A proven success in other countries
A comparatively new concept in Germany, one-stop medical services centres with a range of general and specialised doctors’ practices in one location are run under single management and usually incorporate various medical suppliers such as pharmacists and service providers (e.g. physiotherapists), meaning that patients can get everything they need in one location. In order to accommodate this full range, medical centres require anything between 2,000m² and 15,000m² of space; on average, they have around half a dozen practicing doctors on site, and comparisons with similar concepts in USA, UK, and Australia show just how attractive this asset class looks in Germany from an investor’s point of view.
Still early days in the German market
In Germany, this kind of centralised medical facility is still a comparatively new concept, with care home property the far more established real-estate investment. This is likely to change in the coming years, however, as centres run by operators who sign a lease on the whole facility start to become core products; as such, in the medium-to-long term, it is to be expected that medical centres will represent a standard asset class in many portfolios. Structural changes in how the German health market works (e.g. increasing private provision, the shift from in- to out-patient care) will certainly contribute to this development, even though it is, currently, difficult to give reliable estimates of annual investment volume in this kind of medical centre; in terms of potential yields, however, preliminary figures suggest that profit margins are as high as 3.5% in urban and 5% in rural areas.
Factors in medical centre valuations
There are a range of parameters which affect the value of medical centre property. As ever in real estate, location is of primary importance, but needs to be viewed differently in this context with reference to the socio-economic statistics of the catchment area in question. Moreover, a competition analysis on a local or regional level is key to ascertain whether there is, or can be, sufficient demand. Ideally, the operator signed to run the facility will already have a strong track record in the segment and enjoy good credit ratings, as the public image of the operator is key to attracting both patients (i.e. customers) and ensuring that the use concept for the centre is well planned. In terms of quality, in medical services more than anywhere else, the space provided needs to be reflect the latest standards; related to this, the importance of a long-term rental agreement with contractual regulations for maintenance and upkeep as well as access to key performance indicators should not be underestimated, as these are prerequisites for attracting institutional investors.

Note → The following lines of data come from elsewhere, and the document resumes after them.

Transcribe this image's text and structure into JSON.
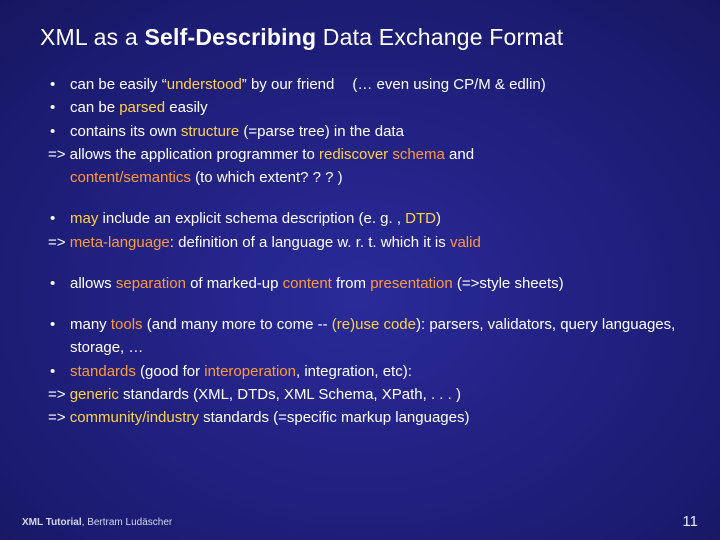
{
  "title": {
    "pre": "XML as a ",
    "strong": "Self-Describing",
    "post": " Data Exchange Format"
  },
  "b1": {
    "l1_a": "can be easily ",
    "l1_q1": "“",
    "l1_u": "understood",
    "l1_q2": "” ",
    "l1_b": "by our friend",
    "l1_c": "(… even using CP/M & edlin)",
    "l2_a": "can be ",
    "l2_b": "parsed",
    "l2_c": " easily",
    "l3_a": "contains its own ",
    "l3_b": "structure ",
    "l3_c": "(=parse tree) in the data",
    "l4_a": "=> allows the application programmer to ",
    "l4_b": "rediscover ",
    "l4_c": "schema ",
    "l4_d": " and",
    "l5_a": "content/semantics",
    "l5_b": " (to which extent? ? ? )"
  },
  "b2": {
    "l1_a": "may ",
    "l1_b": " include an explicit schema description (e. g. , ",
    "l1_c": "DTD",
    "l1_d": ")",
    "l2_a": "=> ",
    "l2_b": "meta-language",
    "l2_c": ": definition of a language w. r. t. which it is ",
    "l2_d": "valid"
  },
  "b3": {
    "l1_a": "allows ",
    "l1_b": "separation",
    "l1_c": " of marked-up ",
    "l1_d": "content ",
    "l1_e": "from ",
    "l1_f": "presentation ",
    "l1_g": "(=>style sheets)"
  },
  "b4": {
    "l1_a": "many ",
    "l1_b": "tools",
    "l1_c": " (and many more to come -- ",
    "l1_d": "(re)use code",
    "l1_e": "): parsers, validators, query languages, storage, …",
    "l2_a": "standards",
    "l2_b": " (good for ",
    "l2_c": "interoperation",
    "l2_d": ", integration, etc):",
    "l3_a": "=> ",
    "l3_b": "generic",
    "l3_c": " standards (XML, DTDs, XML Schema, XPath, . . . )",
    "l4_a": "=> ",
    "l4_b": "community/industry",
    "l4_c": " standards (=specific markup languages)"
  },
  "footer": {
    "main": "XML Tutorial",
    "sep": ", ",
    "author": "Bertram Ludäscher"
  },
  "page": "11"
}
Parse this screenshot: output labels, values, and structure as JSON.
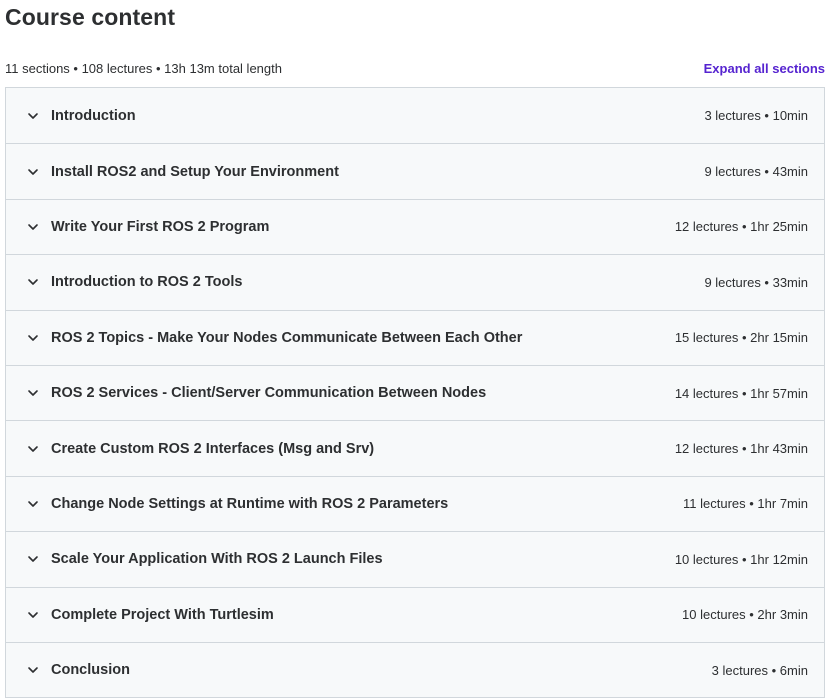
{
  "header": {
    "title": "Course content",
    "summary": "11 sections • 108 lectures • 13h 13m total length",
    "expand_all_label": "Expand all sections"
  },
  "colors": {
    "accent": "#5624d0",
    "text": "#2d2f31",
    "section_bg": "#f7f9fa",
    "border": "#d1d7dc"
  },
  "sections": [
    {
      "title": "Introduction",
      "meta": "3 lectures • 10min",
      "icon": "chevron-down-icon"
    },
    {
      "title": "Install ROS2 and Setup Your Environment",
      "meta": "9 lectures • 43min",
      "icon": "chevron-down-icon"
    },
    {
      "title": "Write Your First ROS 2 Program",
      "meta": "12 lectures • 1hr 25min",
      "icon": "chevron-down-icon"
    },
    {
      "title": "Introduction to ROS 2 Tools",
      "meta": "9 lectures • 33min",
      "icon": "chevron-down-icon"
    },
    {
      "title": "ROS 2 Topics - Make Your Nodes Communicate Between Each Other",
      "meta": "15 lectures • 2hr 15min",
      "icon": "chevron-down-icon"
    },
    {
      "title": "ROS 2 Services - Client/Server Communication Between Nodes",
      "meta": "14 lectures • 1hr 57min",
      "icon": "chevron-down-icon"
    },
    {
      "title": "Create Custom ROS 2 Interfaces (Msg and Srv)",
      "meta": "12 lectures • 1hr 43min",
      "icon": "chevron-down-icon"
    },
    {
      "title": "Change Node Settings at Runtime with ROS 2 Parameters",
      "meta": "11 lectures • 1hr 7min",
      "icon": "chevron-down-icon"
    },
    {
      "title": "Scale Your Application With ROS 2 Launch Files",
      "meta": "10 lectures • 1hr 12min",
      "icon": "chevron-down-icon"
    },
    {
      "title": "Complete Project With Turtlesim",
      "meta": "10 lectures • 2hr 3min",
      "icon": "chevron-down-icon"
    },
    {
      "title": "Conclusion",
      "meta": "3 lectures • 6min",
      "icon": "chevron-down-icon"
    }
  ]
}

A growth market – with complexities
The expert opinion is unanimous that medical centres represent a key element in future health provision and that, as such, they will develop into a core component of institutional investment portfolios. Yet as promising as centralised medical facilities may be, they also represent, due not least to regional disparities and a lack of market transparency, a highly complex asset class; another factor in this complexity is the multitude of socio-economic and demographic factors in the envisaged catchment area of the planned centre. All of this means that medical centre investment requires intensive consultancy from experienced analysts in the segment who can conduct a comprehensive, reliable examination of all the variables in play. Overall, when paired with detailed expert evaluation, centralised medical care facilities are an attractive asset class with high potential yields.